By Pete DeMola |
SCHENECTADY — Cement trucks wound through the Stockade last week, making their way down North Ferry Street.
The convoy of roughly 30 vehicles was headed to the site of the city’s new sewage pump station, the city’s largest ongoing infrastructure project — and one nearly a decade in the making.
Work is underway on replacing the current station along the Mohawk River, which was breached by flood waters during Tropical Storm Irene in 2011 and later slapped with a state Department of Conservation consent order requiring the city to bring mechanical components above the floodplain.
The present facility collects between 4 and 6 million gallons of waste each day, from not only the city, but also the Village of Scotia and industrial parks in Rotterdam and Glenville.
From there, a new underground gravity-fed force main carries waste under the statue Lawrence the Indian, along Front Street, through Mohawk Harbor and to the city’s Water Treatment Plant on Anthony Street in the city’s Northside.
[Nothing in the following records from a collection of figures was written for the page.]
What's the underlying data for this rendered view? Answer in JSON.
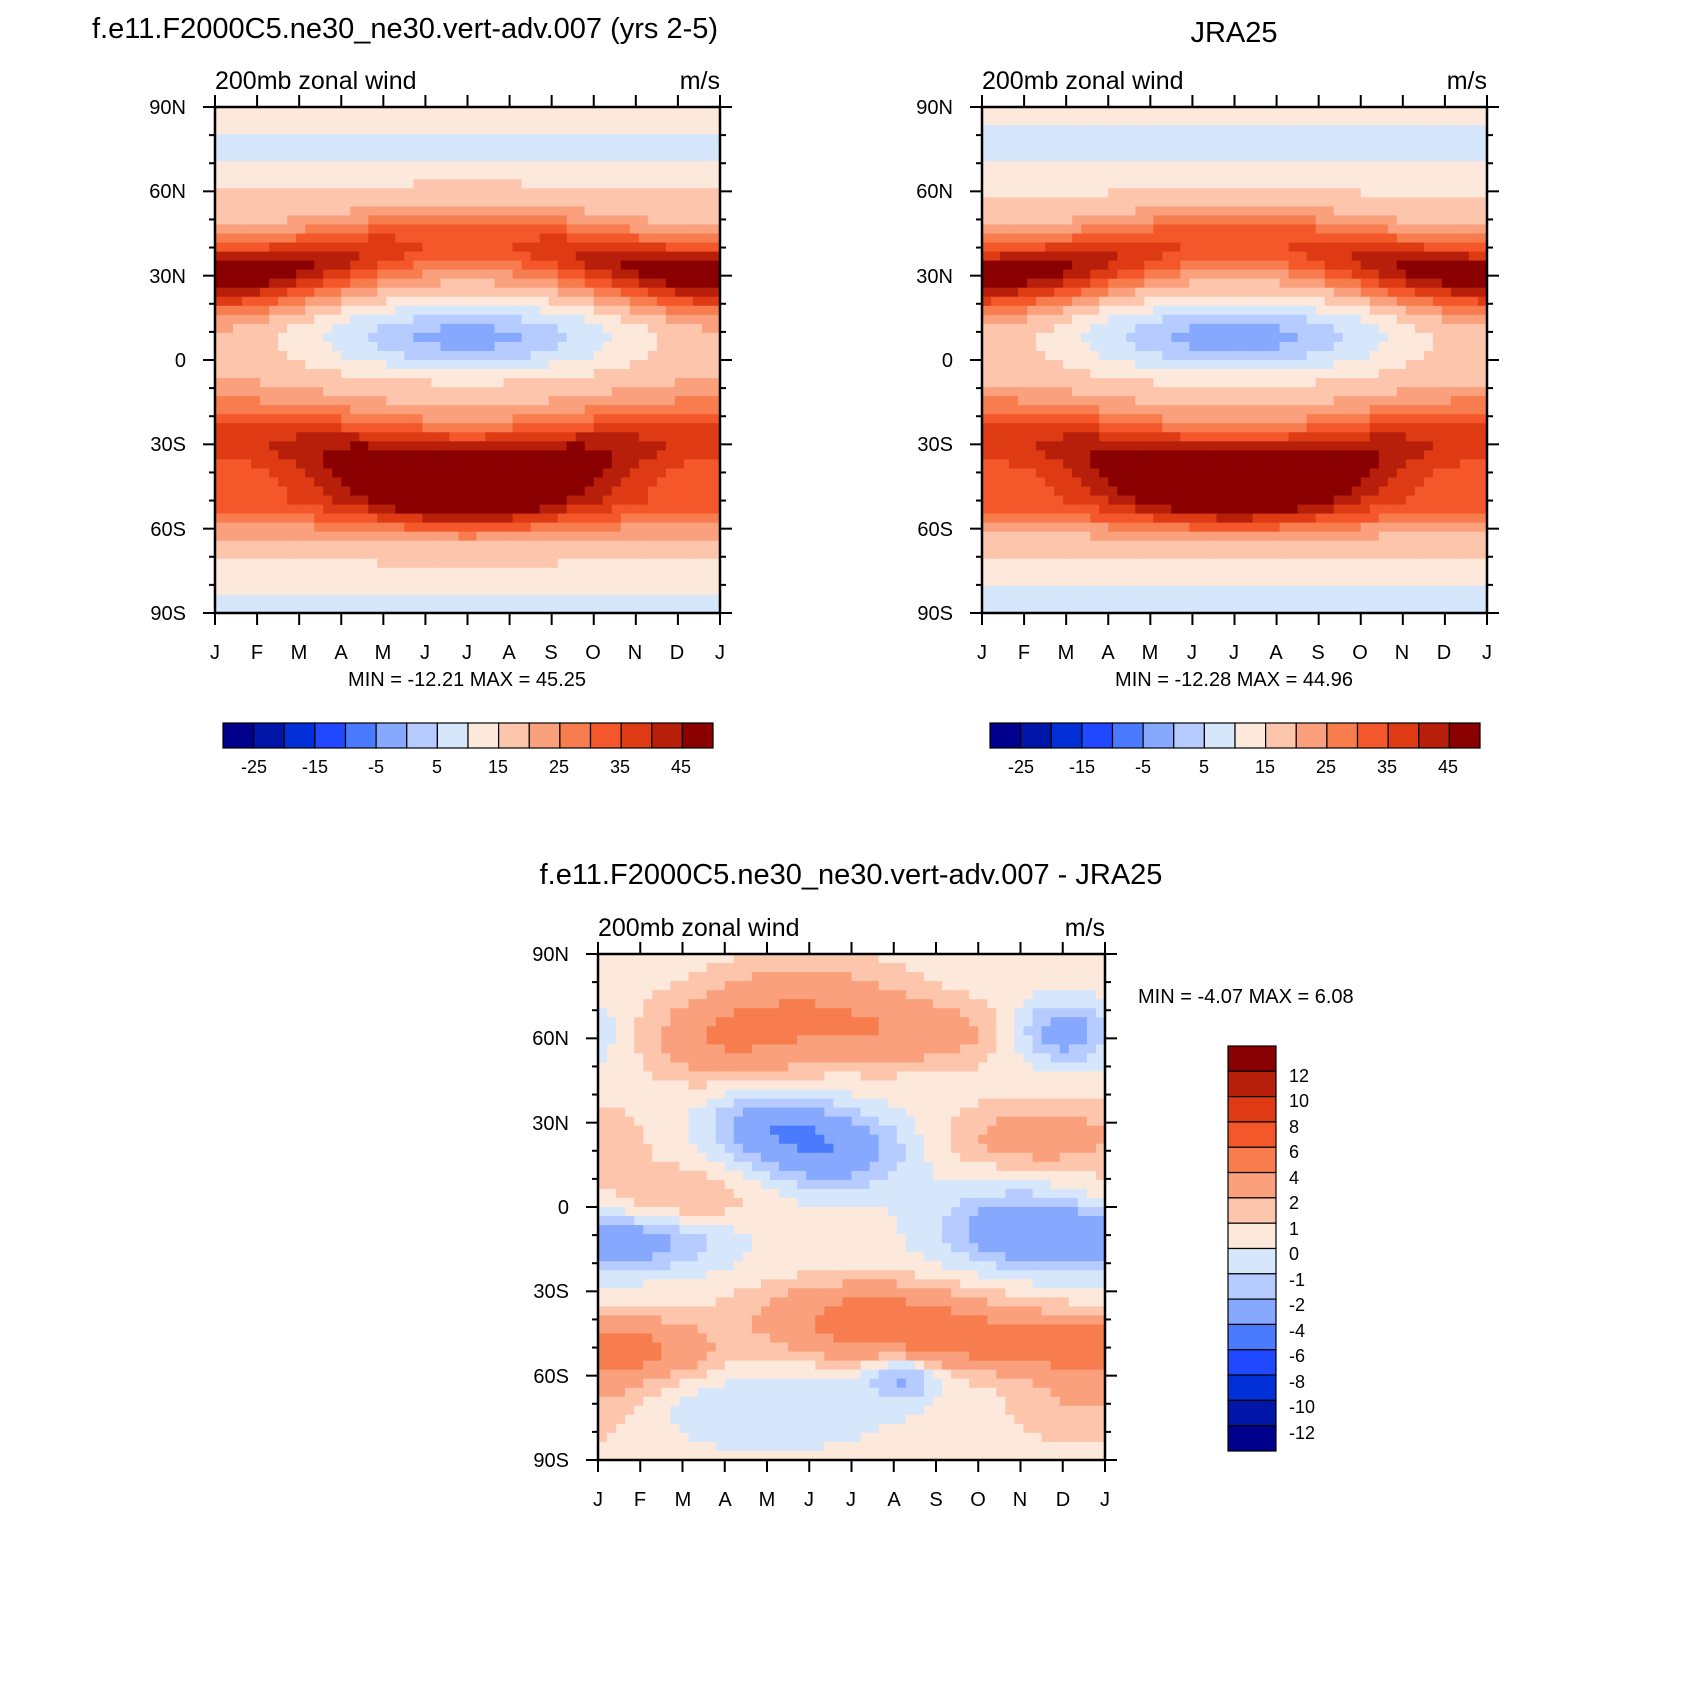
{
  "colorbar_palette": [
    "#00008c",
    "#0016a8",
    "#0230d8",
    "#1f48ff",
    "#4a7bff",
    "#86a8ff",
    "#b6cbff",
    "#d6e6fb",
    "#fde8dc",
    "#fdc6ac",
    "#faa07d",
    "#f77c4e",
    "#f4572a",
    "#de3a14",
    "#b81f0a",
    "#8a0000"
  ],
  "diff_palette": [
    "#00008c",
    "#0016a8",
    "#0230d8",
    "#1f48ff",
    "#4a7bff",
    "#86a8ff",
    "#b6cbff",
    "#d6e6fb",
    "#fde8dc",
    "#fdc6ac",
    "#faa07d",
    "#f77c4e",
    "#f4572a",
    "#de3a14",
    "#b81f0a",
    "#8a0000"
  ],
  "common": {
    "left_label": "200mb zonal wind",
    "right_label": "m/s",
    "months": [
      "J",
      "F",
      "M",
      "A",
      "M",
      "J",
      "J",
      "A",
      "S",
      "O",
      "N",
      "D",
      "J"
    ],
    "lat_labels": [
      "90N",
      "60N",
      "30N",
      "0",
      "30S",
      "60S",
      "90S"
    ]
  },
  "chart_data": [
    {
      "type": "heatmap",
      "id": "model",
      "title": "f.e11.F2000C5.ne30_ne30.vert-adv.007 (yrs 2-5)",
      "left_label": "200mb zonal wind",
      "right_label": "m/s",
      "x": [
        "J",
        "F",
        "M",
        "A",
        "M",
        "J",
        "J",
        "A",
        "S",
        "O",
        "N",
        "D",
        "J"
      ],
      "y": [
        "90N",
        "60N",
        "30N",
        "0",
        "30S",
        "60S",
        "90S"
      ],
      "min": -12.21,
      "max": 45.25,
      "stats_text": "MIN = -12.21 MAX =  45.25",
      "colorbar_labels": [
        "-25",
        "-15",
        "-5",
        "5",
        "15",
        "25",
        "35",
        "45"
      ],
      "levels": [
        -30,
        -25,
        -20,
        -15,
        -10,
        -5,
        0,
        5,
        10,
        15,
        20,
        25,
        30,
        35,
        40,
        45
      ],
      "jet_nh_peak_jan": 40,
      "jet_sh_peak_jul": 45,
      "tropical_easterly_min": -12
    },
    {
      "type": "heatmap",
      "id": "obs",
      "title": "JRA25",
      "left_label": "200mb zonal wind",
      "right_label": "m/s",
      "x": [
        "J",
        "F",
        "M",
        "A",
        "M",
        "J",
        "J",
        "A",
        "S",
        "O",
        "N",
        "D",
        "J"
      ],
      "y": [
        "90N",
        "60N",
        "30N",
        "0",
        "30S",
        "60S",
        "90S"
      ],
      "min": -12.28,
      "max": 44.96,
      "stats_text": "MIN = -12.28 MAX =  44.96",
      "colorbar_labels": [
        "-25",
        "-15",
        "-5",
        "5",
        "15",
        "25",
        "35",
        "45"
      ],
      "levels": [
        -30,
        -25,
        -20,
        -15,
        -10,
        -5,
        0,
        5,
        10,
        15,
        20,
        25,
        30,
        35,
        40,
        45
      ],
      "jet_nh_peak_jan": 40,
      "jet_sh_peak_jul": 40,
      "tropical_easterly_min": -12
    },
    {
      "type": "heatmap",
      "id": "diff",
      "title": "f.e11.F2000C5.ne30_ne30.vert-adv.007 - JRA25",
      "left_label": "200mb zonal wind",
      "right_label": "m/s",
      "x": [
        "J",
        "F",
        "M",
        "A",
        "M",
        "J",
        "J",
        "A",
        "S",
        "O",
        "N",
        "D",
        "J"
      ],
      "y": [
        "90N",
        "60N",
        "30N",
        "0",
        "30S",
        "60S",
        "90S"
      ],
      "min": -4.07,
      "max": 6.08,
      "stats_text": "MIN =  -4.07 MAX =   6.08",
      "colorbar_labels": [
        "12",
        "10",
        "8",
        "6",
        "4",
        "2",
        "1",
        "0",
        "-1",
        "-2",
        "-4",
        "-6",
        "-8",
        "-10",
        "-12"
      ],
      "levels": [
        -12,
        -10,
        -8,
        -6,
        -4,
        -2,
        -1,
        0,
        1,
        2,
        4,
        6,
        8,
        10,
        12
      ]
    }
  ]
}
“This is a critical station,” said Paul LaFond, the city’s commissioner of general services. “A lot of people don’t know what the city of Schenectady’s treatment plants are doing.”
Workers have bored 40 feet into the ground and poured nearly 100 tons of cement into the ring-shaped pit for the sub base.
A convoy is slated to make a third pour next week.
Eventually, an L-shaped building will be constructed over the top, skirting the existing location, which dates back to 1913, and will be decommissioned following the project’s completion.
Officials haven’t yet announced plans for future uses.
The new plant is part of a three-phase project clocking in at $50 million, which has been cobbled together through bonds and a $3 million state grant. The building itself has a $22 million price tag, with $11 million slated for the force main and the remainder allocated for upgrades to the treatment plant, which treats roughly 12 million gallons daily.
LaFond hopes the project will be completed by September.